Naturalmente ci sarebbero gravissimi contraccolpi sull’economia: l’attuale, e in molti casi deplorevole situazione del trasporto pubblico, impedirebbe a molti di andare a lavorare, il mercato dell’auto crollerebbe, per non parlare di quello assicurativo. Bloccando drasticamente le auto, il problema non verrebbe risolto, ma semplicemente riconvertito in altri problemi, almeno apparentemente più gravi. Scena finale, un paio di signori vestiti di bianco prelevano il ministro responsabile del provvedimento che, mentre viene accompagnato in una confortevole casa di cura, dichiara di aver agito in vista di un boom dei trasporti in elicottero.

In questi giorni, molti commentatori apprezzano il benefico effetto degli accordi italo-libici e dei nuovi regolamenti sulle Ong. Qualcuno sottolinea che il nuovo step della politica governativa dovrà essere quello di assicurare trattamenti al di sopra del livello di umana decenza per gli immigrati che finiscono nelle mani della guardia costiera libica, attrezzata coi soldi del contribuente italiano: ammettendo con ciò implicitamente che, al momento, l’asticella dei diritti di queste persone è precipitata negli scantinati delle relazioni bilaterali. Secondo molti osservatori, i servizi di guardania anti-immigrati nell’area di Tripoli sono gestiti da capibanda legati al traffico di armi, petrolio, uomini ecc. In Italia prevale il legittimo compiacimento per il drastico calo degli annegamenti in mare e per il duro colpo sferrato agli scafisti, trascurando il piccolo particolare che, una volta smarrita la bussola dell’umanità, si possono trovare soluzioni di quei problemi anche più efficaci: ad esempio cecchini appostati sul bagnasciuga o campi minati. Ovviamente esageriamo, ma non bisogna dimenticare che in epoca recente una buontempona come Daniela Santanchè suggeriva al governo Renzi di “fare come in Albania”, di affondare le barche dei trafficanti forse dopo essersi accorta che era stato un errore chiedere che tutti gli emigranti salvati in mare sbarcassero in Italia.
Bloccare i migranti in Libia e compiacersi per il calo degli annegamenti, in queste condizioni, è come cantare le lodi delle autostrade vuote dopo un’ipotetica confisca generalizzata delle ruote. La differenza è che, nel secondo caso, scatterebbe una rivolta popolare e sulle barricate salirebbero anche molti parlamentari, mentre le vicende libiche, apparentemente più lontane dalle nostre tasche, faticano a sollecitare la nostra curiosità.

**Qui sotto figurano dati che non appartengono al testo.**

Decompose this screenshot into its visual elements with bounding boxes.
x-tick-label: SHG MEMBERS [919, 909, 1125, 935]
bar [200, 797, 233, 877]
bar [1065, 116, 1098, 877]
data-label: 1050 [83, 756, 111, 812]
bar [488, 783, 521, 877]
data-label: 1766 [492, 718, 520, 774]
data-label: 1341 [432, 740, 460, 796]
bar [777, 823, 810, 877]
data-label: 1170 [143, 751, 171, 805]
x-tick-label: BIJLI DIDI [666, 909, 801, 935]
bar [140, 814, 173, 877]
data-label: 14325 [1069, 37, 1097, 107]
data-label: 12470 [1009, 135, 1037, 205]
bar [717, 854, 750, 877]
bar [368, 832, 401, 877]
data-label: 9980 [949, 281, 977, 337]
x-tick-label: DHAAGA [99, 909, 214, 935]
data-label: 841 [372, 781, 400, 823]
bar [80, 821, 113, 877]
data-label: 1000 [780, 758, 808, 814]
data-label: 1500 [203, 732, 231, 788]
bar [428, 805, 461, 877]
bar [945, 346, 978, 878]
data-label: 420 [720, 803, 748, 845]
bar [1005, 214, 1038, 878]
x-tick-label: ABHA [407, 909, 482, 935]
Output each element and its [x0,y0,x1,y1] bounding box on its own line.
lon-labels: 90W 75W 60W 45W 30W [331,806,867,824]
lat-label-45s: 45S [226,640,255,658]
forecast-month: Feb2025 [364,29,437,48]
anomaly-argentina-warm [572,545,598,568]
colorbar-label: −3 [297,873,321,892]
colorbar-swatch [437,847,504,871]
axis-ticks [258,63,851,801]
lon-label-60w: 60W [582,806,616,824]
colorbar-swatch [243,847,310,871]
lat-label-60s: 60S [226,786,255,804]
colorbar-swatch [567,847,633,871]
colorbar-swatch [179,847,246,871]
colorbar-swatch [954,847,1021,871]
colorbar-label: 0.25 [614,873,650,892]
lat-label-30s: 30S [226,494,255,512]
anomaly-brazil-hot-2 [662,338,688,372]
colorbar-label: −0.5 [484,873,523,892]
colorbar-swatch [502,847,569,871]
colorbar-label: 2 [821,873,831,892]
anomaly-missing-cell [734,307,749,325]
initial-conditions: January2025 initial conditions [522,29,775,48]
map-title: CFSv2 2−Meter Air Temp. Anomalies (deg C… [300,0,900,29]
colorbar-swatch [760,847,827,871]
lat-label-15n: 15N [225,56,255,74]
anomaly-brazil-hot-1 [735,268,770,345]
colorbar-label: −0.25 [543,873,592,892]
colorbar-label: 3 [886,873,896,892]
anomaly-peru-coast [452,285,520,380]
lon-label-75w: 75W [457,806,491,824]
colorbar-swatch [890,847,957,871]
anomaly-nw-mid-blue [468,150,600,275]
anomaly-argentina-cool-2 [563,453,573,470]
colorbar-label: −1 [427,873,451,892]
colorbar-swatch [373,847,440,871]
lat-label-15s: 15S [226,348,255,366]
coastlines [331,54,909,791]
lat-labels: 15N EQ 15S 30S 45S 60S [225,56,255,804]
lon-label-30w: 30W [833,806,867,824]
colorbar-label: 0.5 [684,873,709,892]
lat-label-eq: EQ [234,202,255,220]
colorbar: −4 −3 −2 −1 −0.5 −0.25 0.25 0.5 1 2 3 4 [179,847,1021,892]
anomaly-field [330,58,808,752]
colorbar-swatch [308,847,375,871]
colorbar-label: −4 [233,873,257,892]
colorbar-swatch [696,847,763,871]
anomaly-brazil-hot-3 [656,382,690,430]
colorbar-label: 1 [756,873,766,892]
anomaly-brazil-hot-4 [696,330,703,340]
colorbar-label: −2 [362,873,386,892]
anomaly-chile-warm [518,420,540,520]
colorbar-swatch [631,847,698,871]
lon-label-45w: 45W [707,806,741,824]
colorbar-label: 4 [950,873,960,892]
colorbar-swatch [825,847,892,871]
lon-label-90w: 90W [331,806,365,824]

Se nel caso degli immigrati si evita un’emergenza umanitaria per aprirne altre, significa semplicemente che la soluzione non è una soluzione. Non ci si può affidare, come fa il ministro dell’Interno Marco Minniti, alla speranza che l’Onu possa, in un futuro al momento indefinito, entrare nei centri di detenzione.
Le condizioni di vita in quei luoghi al di là del Mediterraneo non sono un dettaglio secondario, ma il problema centrale, che va affrontato immediatamente. Chi fugge da guerre e persecuzioni certo non spera di evitare una gabbia per finire in un’altra, magari peggiore. Sicuramente non può essere questo l’obiettivo del governo di un paese civile.
Forse è vero che non ha molto senso discutere se la politica scelta dal governo sia di sinistra o di destra. Il problema è che riesce difficile persino definirla “una politica”. Basterebbe poco per renderla tale. Per cominciare, controlli efficaci sul trattamento delle persone trattenute in Libia affidati magari a nostre missioni governative e parlamentari, sospensione di ogni finanziamento in caso di accertate violazioni dei diritti umani , la perfetta tracciabilità delle condotte di uomini e organizzazioni a cui è affidato il compito di gestire il flusso di esseri umani.
Se non si fa così, la soluzione non è imperfetta o di destra: è semplicemente sbagliata (e disumana). Mentre il ministro, in Italia, dice di giocarsi la faccia, nel Paese di El-Serraj qualcuno si gioca la vita. E non può aspettare il boom dei trasporti in elicottero.